Avventure che lasciano con il fiato in sospeso, coraggio, lealtà, amicizia, amore, l’ombra della morte: sono questi gli ingredienti che da sempre rendono appassionante un romanzo che vira al rosa.
E Corina Bomann li mescola con garbo, eleganza e… profumo inebriante di gelsomino.

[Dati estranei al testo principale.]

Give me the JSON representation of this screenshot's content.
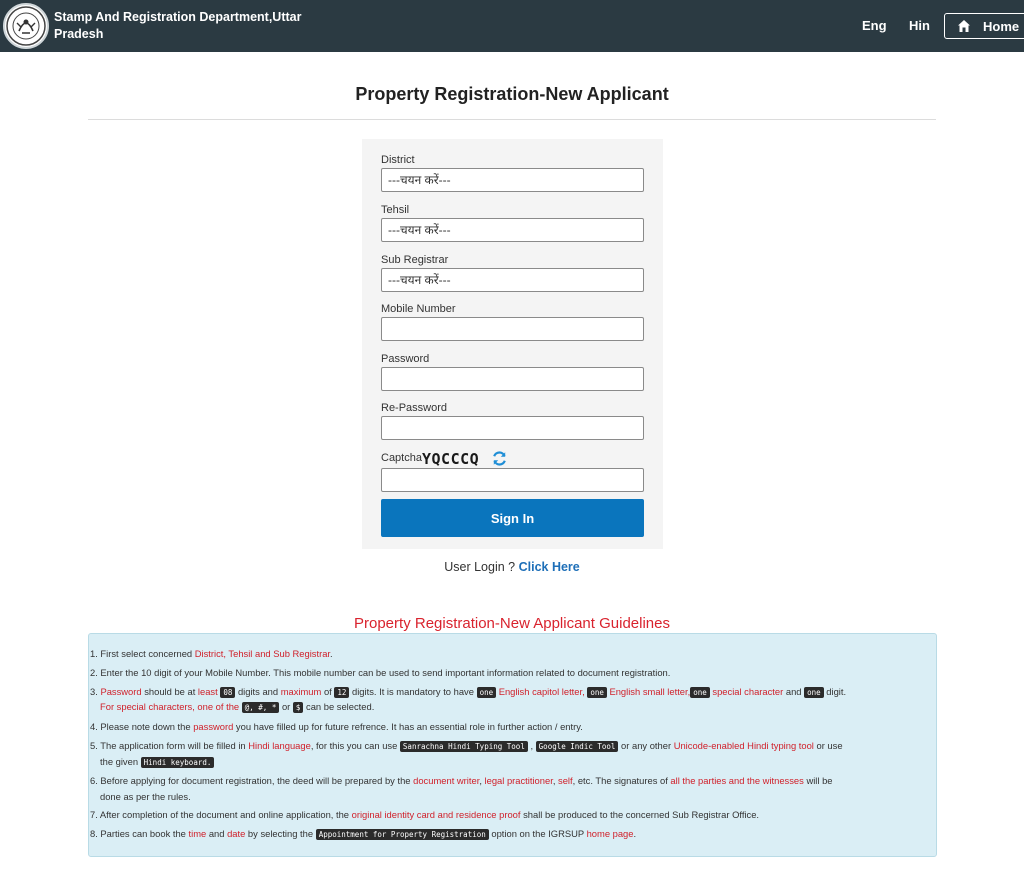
{
  "header": {
    "department": "Stamp And Registration Department,Uttar Pradesh",
    "lang_eng": "Eng",
    "lang_hin": "Hin",
    "home": "Home"
  },
  "page_title": "Property Registration-New Applicant",
  "form": {
    "district_label": "District",
    "district_value": "---चयन करें---",
    "tehsil_label": "Tehsil",
    "tehsil_value": "---चयन करें---",
    "sub_registrar_label": "Sub Registrar",
    "sub_registrar_value": "---चयन करें---",
    "mobile_label": "Mobile Number",
    "password_label": "Password",
    "repassword_label": "Re-Password",
    "captcha_label": "Captcha",
    "captcha_code": "YQCCCQ",
    "signin": "Sign In"
  },
  "user_login": {
    "text": "User Login ?",
    "link": "Click Here"
  },
  "guidelines": {
    "title": "Property Registration-New Applicant Guidelines",
    "g1": {
      "a": "1. First select concerned ",
      "b": "District, Tehsil and Sub Registrar",
      "c": "."
    },
    "g2": "2. Enter the 10 digit of your Mobile Number. This mobile number can be used to send important information related to document registration.",
    "g3": {
      "a": "3. ",
      "b": "Password",
      "c": " should be at ",
      "d": "least",
      "e": "08",
      "f": " digits and ",
      "g": "maximum",
      "h": " of ",
      "i": "12",
      "j": " digits. It is mandatory to have ",
      "k": "one",
      "l": " English capitol letter,",
      "m": "one",
      "n": " English small letter,",
      "o": "one",
      "p": " special character",
      "q": " and ",
      "s": "one",
      "t": " digit."
    },
    "g3b": {
      "a": "For special characters, one of the ",
      "b": "@, #, *",
      "c": " or ",
      "d": "$",
      "e": " can be selected."
    },
    "g4": {
      "a": "4. Please note down the ",
      "b": "password",
      "c": " you have filled up for future refrence. It has an essential role in further action / entry."
    },
    "g5": {
      "a": "5. The application form will be filled in ",
      "b": "Hindi language",
      "c": ", for this you can use ",
      "d": "Sanrachna Hindi Typing Tool",
      "e": " , ",
      "f": "Google Indic Tool",
      "g": " or any other ",
      "h": "Unicode-enabled Hindi typing tool",
      "i": " or use"
    },
    "g5b": {
      "a": "the given ",
      "b": "Hindi keyboard."
    },
    "g6": {
      "a": "6. Before applying for document registration, the deed will be prepared by the ",
      "b": "document writer",
      "c": ", ",
      "d": "legal practitioner",
      "e": ", ",
      "f": "self",
      "g": ", etc. The signatures of ",
      "h": "all the parties and the witnesses",
      "i": " will be"
    },
    "g6b": "done as per the rules.",
    "g7": {
      "a": "7. After completion of the document and online application, the ",
      "b": "original identity card and residence proof",
      "c": " shall be produced to the concerned Sub Registrar Office."
    },
    "g8": {
      "a": "8. Parties can book the ",
      "b": "time",
      "c": " and ",
      "d": "date",
      "e": " by selecting the ",
      "f": "Appointment for Property Registration",
      "g": " option on the IGRSUP ",
      "h": "home page",
      "i": "."
    }
  },
  "colors": {
    "header_bg": "#2b3a42",
    "accent_red": "#d0212b",
    "button_blue": "#0a75bd",
    "guide_bg": "#daeef5"
  },
  "icons": {
    "logo": "up-emblem-logo",
    "home": "home-icon",
    "refresh": "refresh-icon"
  }
}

Recensione di Marilia Piccone
Corina Bomann - La signora dei gelsomini
Titolo originale: Die Jasminschwestern, traduzione Sara Congregati
pagg. 476, Euro 11,90 - Giunti
ISBN 9788809805163
Il sogno d'amore di Melanie sta finalmente per realizzarsi: presto sposerà Robert, l'uomo che ama da sempre. Ma il destino sembra aver deciso diversamente: Robert rimane vittima di un terribile incidente e cade in coma. Devastata dal dolore, Melanie mette da parte la sua carriera di fotografa per rifugiarsi nella villa di campagna della bisnonna Hannah. A 96 anni, Hannah sa bene quali terribili prove può riservare l'esistenza, e decide di raccontare alla nipote la sua storia, accompagnando Melanie in un viaggio avventuroso e affascinante: dall'infanzia nell'esotica Saigon, dove Hannah fu separata dall'amata sorella adottiva, alla giovinezza nella Berlino degli anni Venti, dove vivrà un amore grande e impossibile, per poi cercare un nuovo inizio a Parigi come disegnatrice di cappelli. Una vita piena e drammatica, costellata di perdite ma anche di doni inaspettati: perché il segreto di Hannah è aver avuto la forza di non arrendersi mai. Riuscirà Melanie a trovare il coraggio di seguire le orme della nonna? È possibile ricominciare a lottare, quando la vita sembra averti strappato tutto quello che ami?